Several experts recommended that the Biden administration push for much more transparency into the inner workings of the black-box algorithms that Twitter, Facebook, YouTube and other major platforms use to rank feeds, recommend content and usher users into private groups, many of which have been responsible for amplifying conspiracy theories and extremist views.
“We must open the hood on social media so that civil rights lawyers and real watchdog organizations can investigate human rights abuses enabled or amplified by technology,” Dr. Donovan said.
One bill introduced last year by two House Democrats, Representatives Anna G. Eshoo of California and Tom Malinowski of New Jersey, could help contain some of the damage. The Protecting Americans From Dangerous Algorithms Act would amend Section 230 of the Communications Decency Act to remove large tech platforms’ legal immunity for violent or violence-inciting content that their feed-ranking and recommendation systems amplified, while preserving their immunity for other user-generated content.

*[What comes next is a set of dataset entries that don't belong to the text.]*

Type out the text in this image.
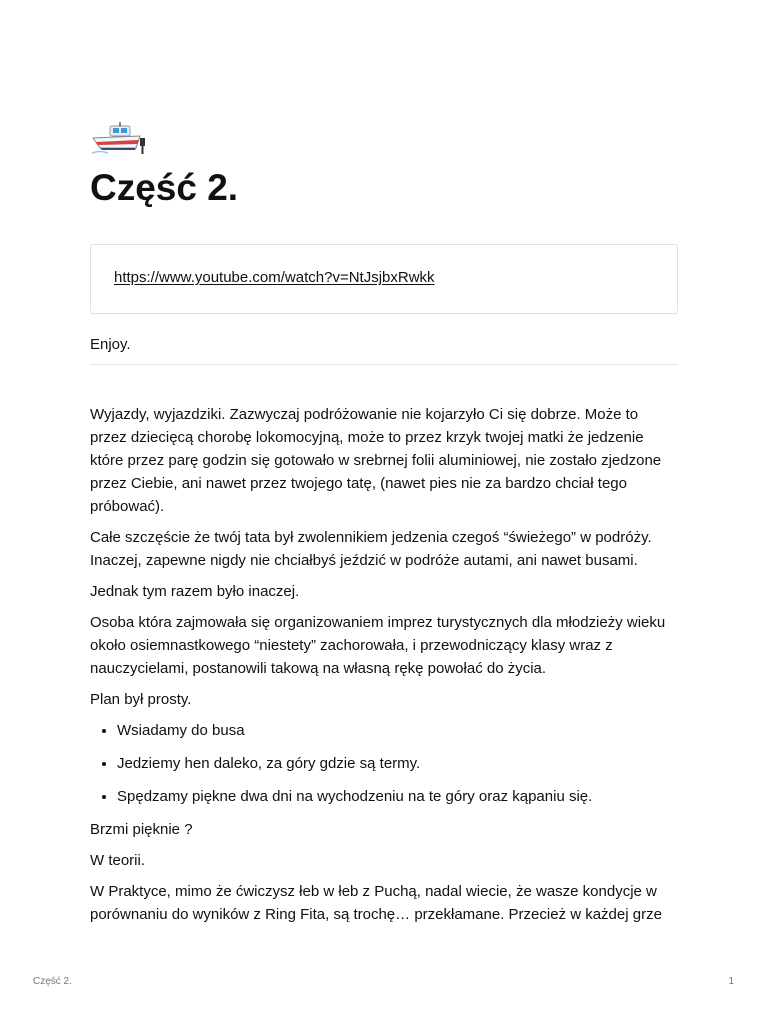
Część 2.
https://www.youtube.com/watch?v=NtJsjbxRwkk

Enjoy.

Wyjazdy, wyjazdziki. Zazwyczaj podróżowanie nie kojarzyło Ci się dobrze. Może to przez dziecięcą chorobę lokomocyjną, może to przez krzyk twojej matki że jedzenie które przez parę godzin się gotowało w srebrnej folii aluminiowej, nie zostało zjedzone przez Ciebie, ani nawet przez twojego tatę, (nawet pies nie za bardzo chciał tego próbować).

Całe szczęście że twój tata był zwolennikiem jedzenia czegoś “świeżego” w podróży. Inaczej, zapewne nigdy nie chciałbyś jeździć w podróże autami, ani nawet busami.

Jednak tym razem było inaczej.

Osoba która zajmowała się organizowaniem imprez turystycznych dla młodzieży wieku około osiemnastkowego “niestety” zachorowała, i przewodniczący klasy wraz z nauczycielami, postanowili takową na własną rękę powołać do życia.

Plan był prosty.

• Wsiadamy do busa
• Jedziemy hen daleko, za góry gdzie są termy.
• Spędzamy piękne dwa dni na wychodzeniu na te góry oraz kąpaniu się.

Brzmi pięknie ?

W teorii.

W Praktyce, mimo że ćwiczysz łeb w łeb z Puchą, nadal wiecie, że wasze kondycje w porównaniu do wyników z Ring Fita, są trochę… przekłamane. Przecież w każdej grze

Część 2.	1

But you might not even need legislation to get these companies to open up. Last year, under the threat of a forced breakup, TikTok pledged to allow experts to examine its algorithm to prove it wasn’t maliciously manipulating American users. Given their current antitrust issues, other social networks might respond to a similar nudge in the direction of transparency.

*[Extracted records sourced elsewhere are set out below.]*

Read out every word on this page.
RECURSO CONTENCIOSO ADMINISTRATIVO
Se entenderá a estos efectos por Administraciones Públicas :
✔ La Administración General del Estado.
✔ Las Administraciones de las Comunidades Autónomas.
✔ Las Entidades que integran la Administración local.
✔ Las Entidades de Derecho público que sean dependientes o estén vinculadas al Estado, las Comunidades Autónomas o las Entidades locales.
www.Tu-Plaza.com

Enact a ‘social stimulus,’ and fix people’s problems.
The experts I spoke with warned that tech platforms alone couldn’t bring back the millions of already radicalized Americans, nor is teaching media literacy a silver bullet to prevent dangerous ideas from taking hold.
After all, many people are drawn to extremist groups like the Proud Boys and conspiracy theories like QAnon not because they’re convinced by the facts, but because the beliefs give them a sense of community or purpose, or fills a void in their lives.

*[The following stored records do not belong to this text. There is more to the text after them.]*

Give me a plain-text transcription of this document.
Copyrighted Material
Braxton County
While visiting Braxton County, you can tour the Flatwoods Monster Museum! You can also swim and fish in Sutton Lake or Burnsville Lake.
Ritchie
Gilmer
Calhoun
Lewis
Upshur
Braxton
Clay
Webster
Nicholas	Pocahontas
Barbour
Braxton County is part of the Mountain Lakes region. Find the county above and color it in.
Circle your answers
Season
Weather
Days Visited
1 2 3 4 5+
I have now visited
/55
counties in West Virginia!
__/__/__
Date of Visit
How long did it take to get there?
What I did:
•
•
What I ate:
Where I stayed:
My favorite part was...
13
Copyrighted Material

“Clearly there’s a public safety issue, but there’s also very much a public health issue,” said Micah Clark, a program director at Moonshot CVE, a counterextremism firm in London.
One effective countermeasure, Mr. Clark suggested, could be a kind of “social stimulus” — a series of federal programs to encourage people to get off their screens and into community-based activities that could keep them engaged and occupied.
Encouraging offline gatherings would, admittedly, be easier after the pandemic. But there are interventions that seem to work on a smaller scale, too — like a series of “de-escalation” ads that Moonshot CVE ran on Twitter and Facebook, targeting high-risk potential violent extremists with empathetic messages about mental health and mindfulness.
Most of the experts agreed that the most effective thing the Biden administration could do to fix our national reality crisis, and possibly even de-radicalize some of those who have been lured into extremist groups and conspiracy theory movements, would be to address the underlying problems that drove them there in the first place.
“A lot of the barriers to re-entry are very pragmatic and boring,” said Mr. Braniff of the University of Maryland. “They’re not necessarily about changing someone’s ideas. They’re about giving them access to different circumstances that allows them to disengage.”
Christian Picciolini, a former skinhead who now runs the Free Radicals Project, an organization aimed at pulling extremists out of hate groups, agreed. He said it was impossible to separate people’s material conditions from their choice to sign up for an extremist group or follow a deranged conspiracy theory like QAnon.
“We have to treat this like we would any other social service,” Mr. Picciolini said. “We have to destroy the institutional systemic racism that creates this environment. We have to provide jobs. We have to have access to mental health care and education.”
In other words, if President Biden wants to bring extremists and conspiracy theorists back to reality, he can start by making that reality worth coming back to.